TakeEmployeeDelegate tpd = TakePerson;

we'll that's bizarre, there's no compile time exception, we know that an employee is a person, so our first try with TakeEmployee makes sense, but we know that a Person isn't necessarily an employee so it's kind of unexpected that we can assign our TakePerson method to our TakeEmployeeDelegate. however just because we can assign a method to a delegate doesn't mean we can pass in a person.

class Program
{
    delegate void TakeEmployeeDelegate(Employee emp);

    static void TakeEmployee(Employee e) { Console.WriteLine(e.Name); }
    static void TakePerson(Person p) { Console.WriteLine(p.Name); }

    static void Main(string[] args)
    {
        TakeEmployeeDelegate ted = TakeEmployee;
        ted.Invoke(new Employee { Name = "pawel" });

        TakeEmployeeDelegate tpd = TakePerson;
        tpd.Invoke(new Employee { Name = "Tomek" });
    }

}

we are still restricted to passing an employee to our instance of TakeEmployeeDelegate, however it's contravariance that allows us to assign a method that takes base type as a parameter to a delegate that expects a derived type.

more or less since we know that an Employee will always be a Person, when we assign a method or function that expects a Person as a parameter to a delegate that expects an "Employee" as a parameter, the compiler says, "YEA BUDDY" because we know that later when we pass an Employee in it'll definitely be a Person since it inherits from one, however since the delegate restricts the type to Employee, we can only pass types that are or inherit from employee, but we can treat them as the "Person" type, because we know that Employee is a Person.

now let's take a look at a slightly less contrived and a vaguely more realistic example

class Person
{
    static int runningId = 0;
    public int Id { get; protected set; } = runningId++;
    public string Name { get; set; }
}

class Employee : Person, ICloneable
{
    public override string ToString() { return $"Employee {Name}"; }
    public object Clone() {
        return new Employee { Id = this.Id, Name = this.Name };
    }
}
class Teacher : Employee
{
    public override string ToString() { return $"Teacher {Name}"; }
}

class PeopleComparer: IEqualityComparer<Person>
{
    public bool Equals(Person x, Person y) { return x.Id == y.Id; }

    public int GetHashCode(Person obj) { return obj.Id; }
}

class Program
{
    static void Main(string[] args)
    {
        var t1 = new Teacher { Name = "Nicole" };
        var t2 = new Teacher { Name = "Daniela" };
        var e1 = new Employee { Name = "Ian" };
        var e2 = new Employee { Name = "Tomek" };
        var e3 = new Employee { Name = "Pawel" };
        var e4 = e1.Clone() as Employee;
        var e5 = t1.Clone() as Employee;

        var Employees = new List<Employee>(new Employee[] { t1, t2, e1, e2, e3, e4, e5 });

        var distinctEmps = Employees.Distinct<Employee>(new PeopleComparer()).ToList();
    }

}

since we know that teachers are always employees we can store both of them in a list of employees, now we can create a PeopleComparere that lets us know if two Person instances are equal, it does this by comparing hashcodes, and if objects have equal hashcodes then they're compared via the equal function.

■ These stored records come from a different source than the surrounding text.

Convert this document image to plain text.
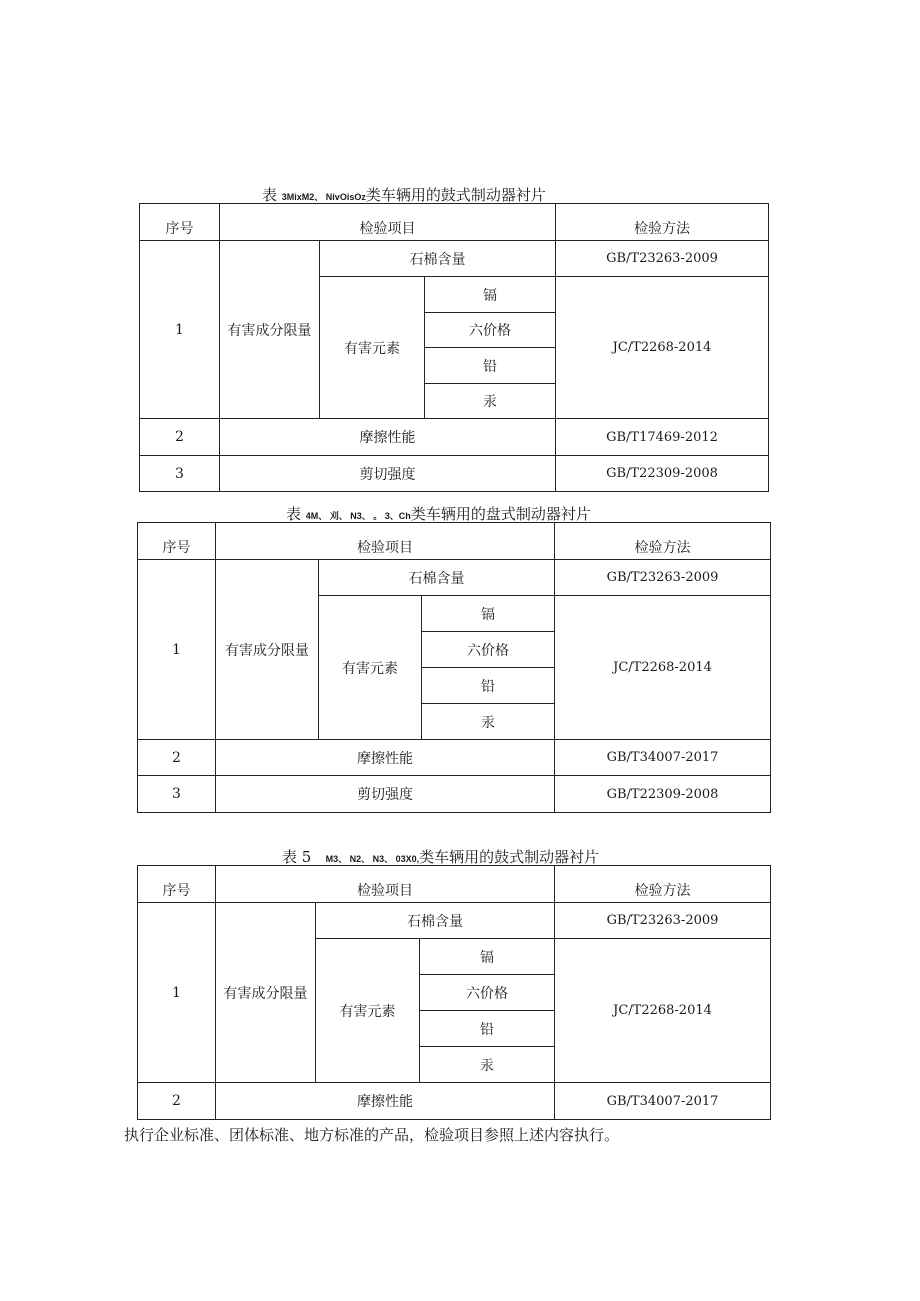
表 3MixM2、 NivOisOz类车辆用的鼓式制动器衬片
序号	检验项目			检验方法
1	有害成分限量	石棉含量		GB/T23263-2009
		有害元素	镉	JC/T2268-2014
			六价格	
			铅	
			汞	
2	摩擦性能			GB/T17469-2012
3	剪切强度			GB/T22309-2008
表 4M、 刈、 N3、 。 3、Ch类车辆用的盘式制动器衬片
序号	检验项目			检验方法
1	有害成分限量	石棉含量		GB/T23263-2009
		有害元素	镉	JC/T2268-2014
			六价格	
			铅	
			汞	
2	摩擦性能			GB/T34007-2017
3	剪切强度			GB/T22309-2008
表 5 M3、 N2、 N3、 03X0,类车辆用的鼓式制动器衬片
序号	检验项目			检验方法
1	有害成分限量	石棉含量		GB/T23263-2009
		有害元素	镉	JC/T2268-2014
			六价格	
			铅	
			汞	
2	摩擦性能			GB/T34007-2017
执行企业标准、团体标准、地方标准的产品，检验项目参照上述内容执行。
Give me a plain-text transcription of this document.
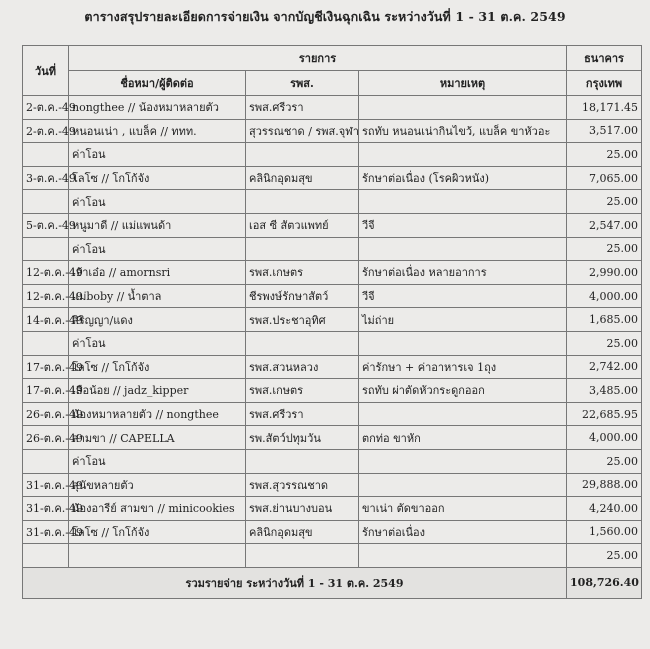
ตารางสรุปรายละเอียดการจ่ายเงิน จากบัญชีเงินฉุกเฉิน ระหว่างวันที่ 1 - 31 ต.ค. 2549
วันที่	รายการ			ธนาคาร
	ชื่อหมา/ผู้ติดต่อ	รพส.	หมายเหตุ	กรุงเทพ
2-ต.ค.-49	nongthee // น้องหมาหลายตัว	รพส.ศรีวรา		18,171.45
2-ต.ค.-49	หนอนเน่า , แบล็ค // ททท.	สุวรรณชาด / รพส.จุฬา	รถทับ หนอนเน่ากินไขว้, แบล็ค ขาหัวอะ	3,517.00
	ค่าโอน			25.00
3-ต.ค.-49	โลโซ // โกโก้จัง	คลินิกอุดมสุข	รักษาต่อเนื่อง (โรคผิวหนัง)	7,065.00
	ค่าโอน			25.00
5-ต.ค.-49	หนูมาดี // แม่แพนด้า	เอส ซี สัตวแพทย์	วีจี	2,547.00
	ค่าโอน			25.00
12-ต.ค.-49	เจ้าเอ๋อ // amornsri	รพส.เกษตร	รักษาต่อเนื่อง หลายอาการ	2,990.00
12-ต.ค.-49	แม่boby // น้ำตาล	ชีรพงษ์รักษาสัตว์	วีจี	4,000.00
14-ต.ค.-49	สิริญญา/แดง	รพส.ประชาอุทิศ	ไม่ถ่าย	1,685.00
	ค่าโอน			25.00
17-ต.ค.-49	โลโซ // โกโก้จัง	รพส.สวนหลวง	ค่ารักษา + ค่าอาหารเจ 1ถุง	2,742.00
17-ต.ค.-49	เสือน้อย // jadz_kipper	รพส.เกษตร	รถทับ ผ่าตัดหัวกระดูกออก	3,485.00
26-ต.ค.-49	น้องหมาหลายตัว // nongthee	รพส.ศรีวรา		22,685.95
26-ต.ค.-49	สามขา // CAPELLA	รพ.สัตว์ปทุมวัน	ตกท่อ ขาหัก	4,000.00
	ค่าโอน			25.00
31-ต.ค.-49	สุนัขหลายตัว	รพส.สุวรรณชาด		29,888.00
31-ต.ค.-49	น้องอารีย์ สามขา // minicookies	รพส.ย่านบางบอน	ขาเน่า ตัดขาออก	4,240.00
31-ต.ค.-49	โลโซ // โกโก้จัง	คลินิกอุดมสุข	รักษาต่อเนื่อง	1,560.00
				25.00
รวมรายจ่าย ระหว่างวันที่ 1 - 31 ต.ค. 2549				108,726.40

now our PeopleComparer expects a Person as an input but the distinct function on our employees list expects to use an EmployeeComparere that implements IEqualityComparer<Employee> so we are using a base type when we are expecting a derived type.

the compiler is saying I'm expecting a comparer that compares Employees, but since employees are people, a Comparer that compares people will work aswell.

The take away: contravariece has to do with parameters, it lets you use a base type when a derived type is expected.